Myself and my partner are about to take out a mortgage (that has all been approved) in order to draw down the funds we need to obviously take out mortgage protection. Our broker has been trying to get us to take out Life Assurance with critical illness (which we cant really afford).  

My question is, is it ok to take out mortgage protection, then say in 6months time want to chage to life assurance when we know how the monwy situation is.  Are there any additional charges which we could face for cancelling the policy? 

Thanks


----------



## mf1 (21 Aug 2008)

Mortgage Protection and Life Assurance ARE the same thing. 

Its the critical illness cover that is in issue. You do not need it for your mortgage. Your broker may be pushing it but you are the only ones who know if you want it. 

So why not take out your life cover now and review whether you want an additional policy for critical illness cover in due course. 

mf


----------



## NorfBank (21 Aug 2008)

Not exactly.
Mortgage protection will pay off your mortgage on death and is the most basic protection required when taking out a mortgage. Protection decreases as mortgage decreases.
Life assurance will pay out a lump sum when you die. Level protection for the term of the policy.
You can review your policy in 6 months time if you like but you may have to assign this to your lender. Make sure a new policy is in place before cancelling old.


----------



## ClubMan (21 Aug 2008)

NorfBank said:


> Not exactly.
> Mortgage protection will pay off your mortgage on death and is the most basic protection required when taking out a mortgage. Protection decreases as mortgage decreases.


Not necessarily - e.g. level/convertible term policies.

Mortgage Protection and Mortgage Repayment Protection Policies


----------



## StevieC (22 Aug 2008)

Mortgage Protection cover will work out cheaper for you in the short term. While it can be argued that Term Life and Serious Illness cover is a better policy, we all know that many new home owners and especially first time buyers face a lot of bills and every penny can count.

There is nothing to stop you reviewing your situation down the tracks but as the previous poster mentioned you will need to take out a new policy and have it assigned to your lender before cancelling the old one.
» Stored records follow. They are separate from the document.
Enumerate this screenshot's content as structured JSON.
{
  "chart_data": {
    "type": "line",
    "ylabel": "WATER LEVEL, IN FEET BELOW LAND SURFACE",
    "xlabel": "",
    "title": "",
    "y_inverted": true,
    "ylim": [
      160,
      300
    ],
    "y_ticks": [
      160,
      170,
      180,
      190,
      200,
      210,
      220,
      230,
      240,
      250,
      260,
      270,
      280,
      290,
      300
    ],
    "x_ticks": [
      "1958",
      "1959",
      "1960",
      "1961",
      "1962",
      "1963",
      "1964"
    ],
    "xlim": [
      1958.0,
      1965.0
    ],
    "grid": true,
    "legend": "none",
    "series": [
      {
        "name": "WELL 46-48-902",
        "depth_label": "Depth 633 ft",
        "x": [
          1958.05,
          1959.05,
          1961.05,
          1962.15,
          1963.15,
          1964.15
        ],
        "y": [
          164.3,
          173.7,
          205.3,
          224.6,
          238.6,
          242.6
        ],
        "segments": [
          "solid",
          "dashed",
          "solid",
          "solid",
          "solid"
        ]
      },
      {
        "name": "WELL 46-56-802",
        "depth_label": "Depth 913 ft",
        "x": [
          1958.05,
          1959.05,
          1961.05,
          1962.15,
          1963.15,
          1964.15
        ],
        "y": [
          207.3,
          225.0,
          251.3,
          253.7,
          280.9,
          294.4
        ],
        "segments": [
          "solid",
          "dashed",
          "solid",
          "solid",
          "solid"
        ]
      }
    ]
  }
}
The only charge you might face for this was if you received a commission rebate from your broker and you cancelled the policy in the first year, then they may ask for a proportionate amount of the rebate back. Other than that, there should be no charges. You should double check the brokers terms of business letter to confirm this though.


----------



## ClubMan (22 Aug 2008)

Personally I would almost always keep mortgage protection life assurance and general life assurance and related cover (e.g. _PHI/CI _salary protection etc.) separate. And just go for the most basic cover for the mortgage (cheap decreasing term policy).


----------



## RS2K (22 Aug 2008)

ClubMan said:


> Personally I would almost always keep mortgage protection life assurance and general life assurance and related cover (e.g. _PHI/CI _salary protection etc.) separate. And just go for the most basic cover for the mortgage (cheap decreasing term policy).



Agreed. Assign a basic minimum cost policy to satisfy your lenders interest. You personal insurances should be kept separate.


----------



## ClubMan (22 Aug 2008)

Oh - I presume that you are expecting your broker to do the legwork and get you the best deal on the most suitable mortgage, mortgage protection life assurance etc. but if they are trying to upsell then I would wonder about why they are doing this and would consider sanity checking things by shopping around independently just to see what you get elsewhere.


----------